Let me cripple that and walk it by you again (as a Texan might say) so you can grasp the point - which is that boasting of one’s devotion to individual liberties means less when one has a lengthy list of exceptions based on political/moral dogma.

Seeing as I need to spell this out again, I have little use for libertarian-style absolutism, which often boils down to “I don’t wanna and you can’t make me.”

Please don’t do that–your point started off too weak to take any more damage.

Of course it is a good thing to respect individual liberty. Your post implied that it was hypocritical to “exalt,” “trumpet” such respect, and then not to have it be the only goal.

Now, if you think condescension suits you, by all means get on with it, but it comes across kind of embarrassing for you. Next time, consider not making a weak point instead.

Maybe, maybe not. I don’t know. I’m just making an argument for calling things what they are.

Often when a person thinks they’re “calling things like they are,” it means they just haven’t thought things through all the way. Again, theft is a meaningless concept in a state of anarchy, as property itself relies on a government body making and enforcing laws. That government body needs to gain resources from somewhere.

The old situationist slogan “Property is theft” is more reasonable than the new Tea Party saw that “taxation is theft.”

No, I post an opinion you disagree with. You make cracks about pedophile priest. They’re not the same thing.

No, I want people to be free period. Gay people should be free to marry. Religious people should be free not to do business with them if they so choose. That’s the proper balance of freedom.

Forcing somebody to cater a wedding for the sake of freedom is doublespeak.

First, I’m not defending the right, I’m disagreeing with the left.

Secondly, you’re just offering platitudes and nonsense about destroying freedom by letting people be free and maintain freedom by restraint. Your position is inconsistent.
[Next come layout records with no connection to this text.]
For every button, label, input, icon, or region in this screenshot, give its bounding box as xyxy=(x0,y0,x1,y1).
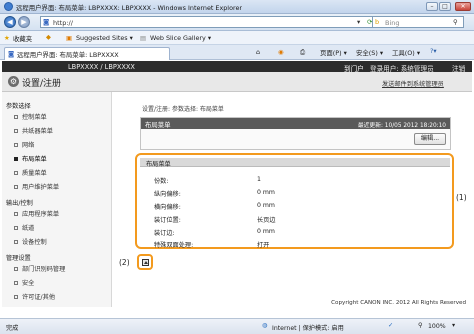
sidebar-item-device-control[interactable]: 设备控制 xyxy=(14,237,47,246)
url-text: http:// xyxy=(53,19,73,27)
callout-label-2: (2) xyxy=(119,258,130,267)
tab-current[interactable]: ◙ 远程用户界面: 布局菜单: LBPXXXX xyxy=(4,47,170,60)
arrow-up-icon xyxy=(142,259,149,266)
bullet-icon xyxy=(14,143,18,147)
sidebar-item-license[interactable]: 许可证/其他 xyxy=(14,292,55,301)
last-updated: 最近更新: 10/05 2012 18:20:10 xyxy=(357,123,446,129)
settings-gear-icon: ⚙ xyxy=(8,76,19,87)
page-menu[interactable]: 页面(P) ▾ xyxy=(320,48,347,57)
settings-table-header: 布局菜单 xyxy=(140,158,450,168)
copyright: Copyright CANON INC. 2012 All Rights Res… xyxy=(331,300,466,306)
globe-icon: ◍ xyxy=(262,322,268,329)
tools-menu[interactable]: 工具(O) ▾ xyxy=(392,48,420,57)
device-name: LBPXXXX / LBPXXXX xyxy=(68,63,135,71)
ie-logo-icon xyxy=(4,2,13,11)
bullet-icon xyxy=(14,240,18,244)
bullet-icon xyxy=(14,157,18,161)
bullet-icon xyxy=(14,281,18,285)
zoom-icon[interactable]: ⚲ xyxy=(418,322,423,329)
suggested-sites-link[interactable]: Suggested Sites ▾ xyxy=(76,34,133,42)
bullet-icon xyxy=(14,129,18,133)
maximize-button[interactable]: □ xyxy=(439,2,451,11)
star-icon: ★ xyxy=(4,34,10,42)
edit-button[interactable]: 编辑... xyxy=(414,133,446,145)
search-placeholder: Bing xyxy=(385,19,400,27)
device-header: LBPXXXX / LBPXXXX 到门户 登录用户: 系统管理员 注销 xyxy=(2,61,472,73)
tab-page-icon: ◙ xyxy=(8,50,15,58)
sidebar-item-security[interactable]: 安全 xyxy=(14,278,34,287)
print-icon[interactable]: ⎙ xyxy=(300,48,305,57)
security-zone: Internet | 保护模式: 启用 xyxy=(272,325,344,332)
bullet-icon xyxy=(14,226,18,230)
tab-bar: ◙ 远程用户界面: 布局菜单: LBPXXXX ⌂ ◉ ⎙ 页面(P) ▾ 安全… xyxy=(0,45,474,60)
search-icon[interactable]: ⚲ xyxy=(453,18,458,26)
back-to-top-icon[interactable] xyxy=(137,254,153,270)
bullet-icon xyxy=(14,171,18,175)
dropdown-icon[interactable]: ▾ xyxy=(357,18,360,26)
help-menu[interactable]: ?▾ xyxy=(430,47,437,55)
sidebar-section-output: 输出/控制 xyxy=(6,200,33,207)
layout-menu-panel: 布局菜单 最近更新: 10/05 2012 18:20:10 编辑... xyxy=(140,117,451,150)
bullet-icon xyxy=(14,212,18,216)
protected-mode-icon: ✓ xyxy=(388,322,394,329)
sidebar-section-preferences: 参数选择 xyxy=(6,103,31,110)
sidebar-section-management: 管理设置 xyxy=(6,255,31,262)
bullet-icon xyxy=(14,295,18,299)
bullet-icon xyxy=(14,267,18,271)
address-bar: ◀ ▶ ◙ http:// ▾ ⟳ ✕ b Bing ⚲ xyxy=(0,14,474,31)
close-button[interactable]: ✕ xyxy=(455,2,471,11)
callout-label-1: (1) xyxy=(456,193,467,202)
sidebar-item-quality[interactable]: 质量菜单 xyxy=(14,168,47,177)
panel-title: 布局菜单 xyxy=(145,121,171,129)
panel-header: 布局菜单 最近更新: 10/05 2012 18:20:10 xyxy=(141,118,450,129)
sidebar-item-feeder[interactable]: 共纸器菜单 xyxy=(14,126,53,135)
page-icon: ◙ xyxy=(43,18,50,26)
zoom-level[interactable]: 100% xyxy=(428,323,446,330)
sidebar-item-application[interactable]: 应用程序菜单 xyxy=(14,209,59,218)
sidebar-item-control[interactable]: 控制菜单 xyxy=(14,112,47,121)
search-field[interactable]: b Bing ⚲ xyxy=(372,16,464,28)
subheader: ⚙ 设置/注册 发送邮件到系统管理员 xyxy=(2,72,472,92)
home-icon[interactable]: ⌂ xyxy=(256,48,260,56)
favorites-label[interactable]: 收藏夹 xyxy=(13,34,32,43)
page-title: 设置/注册 xyxy=(22,79,62,89)
web-slice-link[interactable]: Web Slice Gallery ▾ xyxy=(150,34,211,42)
forward-icon[interactable]: ▶ xyxy=(18,16,30,28)
back-icon[interactable]: ◀ xyxy=(4,16,16,28)
zoom-dropdown-icon[interactable]: ▾ xyxy=(452,322,455,329)
sidebar-item-user-maintenance[interactable]: 用户维护菜单 xyxy=(14,182,59,191)
tab-label: 远程用户界面: 布局菜单: LBPXXXX xyxy=(17,51,119,59)
url-field[interactable]: ◙ http:// ▾ ⟳ ✕ xyxy=(40,16,385,28)
sidebar: 参数选择 控制菜单 共纸器菜单 网络 布局菜单 质量菜单 用户维护菜单 输出/控… xyxy=(2,92,112,307)
bullet-icon xyxy=(14,185,18,189)
web-slice-icon: ▤ xyxy=(140,34,147,42)
sidebar-item-layout[interactable]: 布局菜单 xyxy=(14,154,47,163)
bullet-icon xyxy=(14,115,18,119)
status-text: 完成 xyxy=(6,325,19,332)
safety-menu[interactable]: 安全(S) ▾ xyxy=(356,48,383,57)
sidebar-item-network[interactable]: 网络 xyxy=(14,140,34,149)
settings-table-title: 布局菜单 xyxy=(146,161,171,168)
window-titlebar: 远程用户界面: 布局菜单: LBPXXXX: LBPXXXX - Windows… xyxy=(0,0,474,14)
bing-icon: b xyxy=(375,18,380,26)
sidebar-item-department-id[interactable]: 部门识别码管理 xyxy=(14,264,65,273)
window-title: 远程用户界面: 布局菜单: LBPXXXX: LBPXXXX - Windows… xyxy=(16,4,243,12)
mail-admin-link[interactable]: 发送邮件到系统管理员 xyxy=(382,79,444,88)
minimize-button[interactable]: – xyxy=(426,2,438,11)
favorites-bar: ★ 收藏夹 ◆ ▣ Suggested Sites ▾ ▤ Web Slice … xyxy=(0,31,474,45)
breadcrumb: 设置/注册: 参数选择: 布局菜单 xyxy=(142,106,224,113)
sidebar-item-paper-path[interactable]: 纸道 xyxy=(14,223,34,232)
add-favorite-icon[interactable]: ◆ xyxy=(46,33,51,41)
status-bar: 完成 ◍ Internet | 保护模式: 启用 ✓ ⚲ 100% ▾ xyxy=(0,318,474,334)
suggested-sites-icon: ▣ xyxy=(66,34,73,42)
feeds-icon[interactable]: ◉ xyxy=(278,48,284,56)
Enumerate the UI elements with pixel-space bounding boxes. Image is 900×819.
Agreed. Taxation is theft. But perhaps theft is justified in some situations. It’s still theft however.

You’re getting into a chicken and egg problem here. Governments subsist on taxation. Taxation implies property. Individuals would have to have property that is liable to taxation before a government can exist.

Government doesn’t create property rights. Governments come into existence to defend property rights. Just ask my man Thomas Hobbs.

Taxes aren’t forced? Are you seriously claiming that?

Nobody said anything about laws. I just said taxation is theft.

I’m distinguishing between property and property rights. The idea that property should only change hands during a mutally-agreed-upon transaction is not a necessary precursor to taxation; indeed, taxation is millennia old, whereas this idea is not.

I’ve read my Locke and my Smith, but not my Hobbs. You’re welcome to summarize an argument that property rights can exist without government, but I suspect you’re misunderstanding either Hobbs or myself if you think he’s going to refute what I said.